Alternatives to the Moving Picture Frame Grab

It’s common practice to use a single still image to represent a motion picture (in the common sense of a “moving” picture presented on a screen over time).  A “moving” picture can’t be printed as such on ordinary paper using ordinary methods to illustrate an academic journal article or the cover of a book or magazine, or to hang on the wall of a living room or cinema.  But a still image can convey at least some of the information associated with it for promotion, explanation, appreciation, or whatever.

Somewhat confusingly, the terminology of the motion picture “still” is used to refer to two different things: production stills, a.k.a. publicity stills, which are still photographs of the subjects of a motion picture taken separately from it, by separate photographers who specialize in such things, for use in advertising and such, and still frames, a.k.a. frame grabs, which are individual frames excerpted from a motion picture itself.  For my purposes, the key distinction is that the former requires something special to be done at the time the motion picture is being captured—a parallel creative endeavor in its own right—while the latter can be grabbed from the motion picture itself at any future time.

If all you have is a motion picture, and you want to represent it using a single still image, you might assume your only option is a frame grab.  I’ll admit that a frame grab might often also be the best option, although it would be interesting to reflect on what kinds of substantive information such stills can and can’t contribute to (say) a journal article in film studies.  But the usual reliance on frame grabs might, to some degree, also reflect a lack of imagination, so in this blog post I’d like to explore some alternatives including face averages, frame averages, and time-slice images.


Face Averages

Face averaging entails overlaying and averaging multiple images of faces.  I’ve posted a number of articles about face averaging on this blog, but for an overview of my most recent techniques as of this writing, see here.  One prior effort to detect and average large quantities of face images in popular movies is Portrait by Shinseungback Kimyonghun.  They write: “A custom software detects faces from every 24 frames of a movie, and creates an average face of all found faces.”  The results are supposed to reflect “the centric figure(s) and the visual mood of the movie”; in the words of Kevin Holmes, they “have a painterly quality to them along with an uncanny creepiness, as a haunting, ghostly amalgamation of the star of the movie is filtered through a blurry haze of all the other actors that appear on screen.”  Blurriness can have a certain aesthetic appeal, but at the same time it’s optional—in this case, it results from choosing not to invest much programming or computational expense in aligning the faces before averaging.  Faces can be aligned with accuracy and precision, but this takes time, and when you’re dealing with hundreds or thousands (or potentially hundreds of thousands) of sources, it can take a lot of time.  Still, in my opinion, it’s worth it.  I haven’t yet had the patience to tackle a whole feature-length film, but below is a an average of faces I made with my usual methods from just the trailer for Harry Potter and the Sorceror’s Stone.  Does it capture the “feel” of the thing?
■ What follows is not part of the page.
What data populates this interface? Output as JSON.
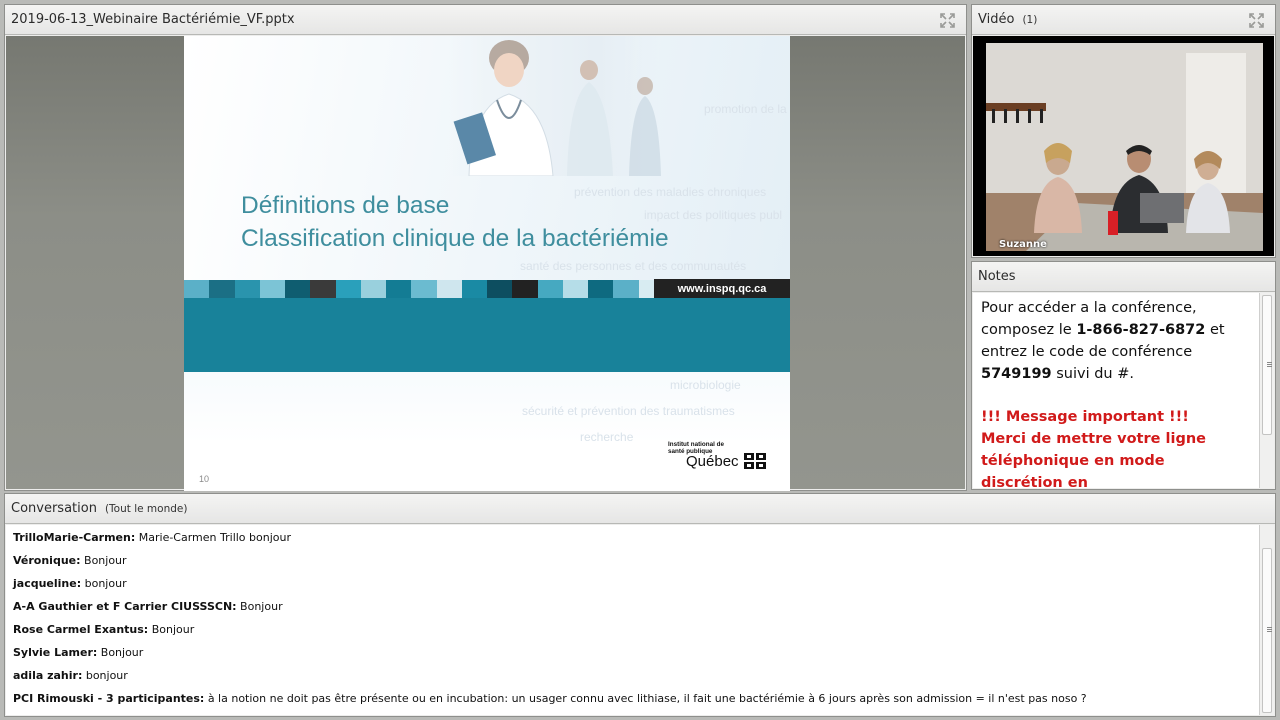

Trailer for Harry Potter and the Sorceror’s Stone, face average, all frames, no perspective (whole dataset), median, transparent background.
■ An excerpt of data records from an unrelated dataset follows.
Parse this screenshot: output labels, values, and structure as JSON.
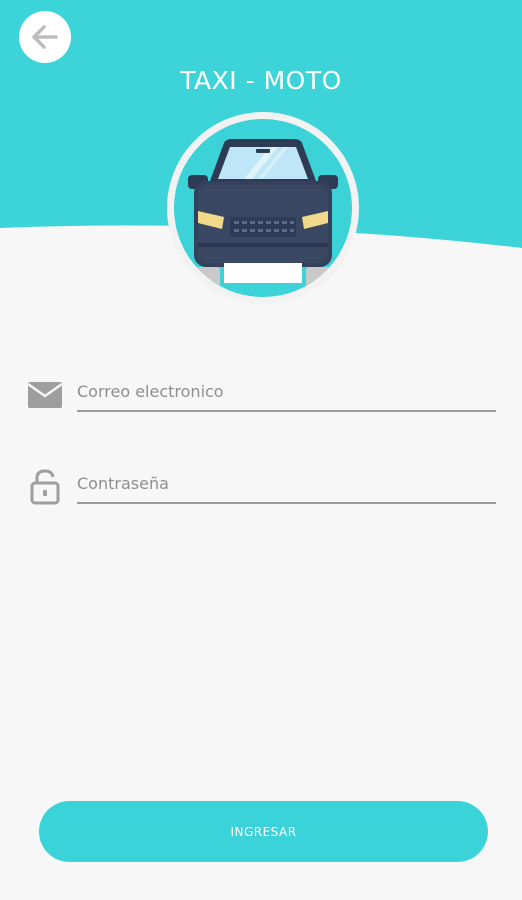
{
  "header": {
    "title": "TAXI - MOTO",
    "back_icon": "arrow-left-icon",
    "color": "#3cd4d9"
  },
  "avatar": {
    "icon": "car-icon"
  },
  "form": {
    "email": {
      "placeholder": "Correo electronico",
      "value": "",
      "icon": "mail-icon"
    },
    "password": {
      "placeholder": "Contraseña",
      "value": "",
      "icon": "lock-icon"
    }
  },
  "actions": {
    "login_label": "INGRESAR",
    "button_color": "#3bd3da"
  }
}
There may be some appeal in generating the average face for a whole movie (or just a trailer), but the fact that we’re employing averaging as a technique doesn’t necessarily mean we also have to average the faces of all the people represented in it.  We can also sort sources by person to create average portraits of individual people as they appear in a given video or film.  Below, for example, is a set of face averages generated from the three televised debates of the 2020 United States presidential campaign, as grouped by participant (and also by the participant’s orientation or facial “perspective”).

The (First) Presidential Debate of September 29, 2020.  Joe Biden, perspective 3 of 3; Chris Wallace, perspective 2 of 4; Donald Trump, perspective 2 of 3; median face averages, every fiftieth frame, transparent background.

The Vice Presidential Debate of October 7, 2020.  Mike Pence, perspective 2 of 4; Susan Page, perspective 2 of 3; Kamala Harris, perspective 2 of 3; median face averages, every fiftieth frame, transparent background.

The (Final) Presidential Debate of October 22, 2020; Joe Biden, perspective 1 of 3; Kristen Welker, perspective 4 of 4; Donald Trump, perspective 4 of 4; median face averages, every fiftieth frame, transparent background.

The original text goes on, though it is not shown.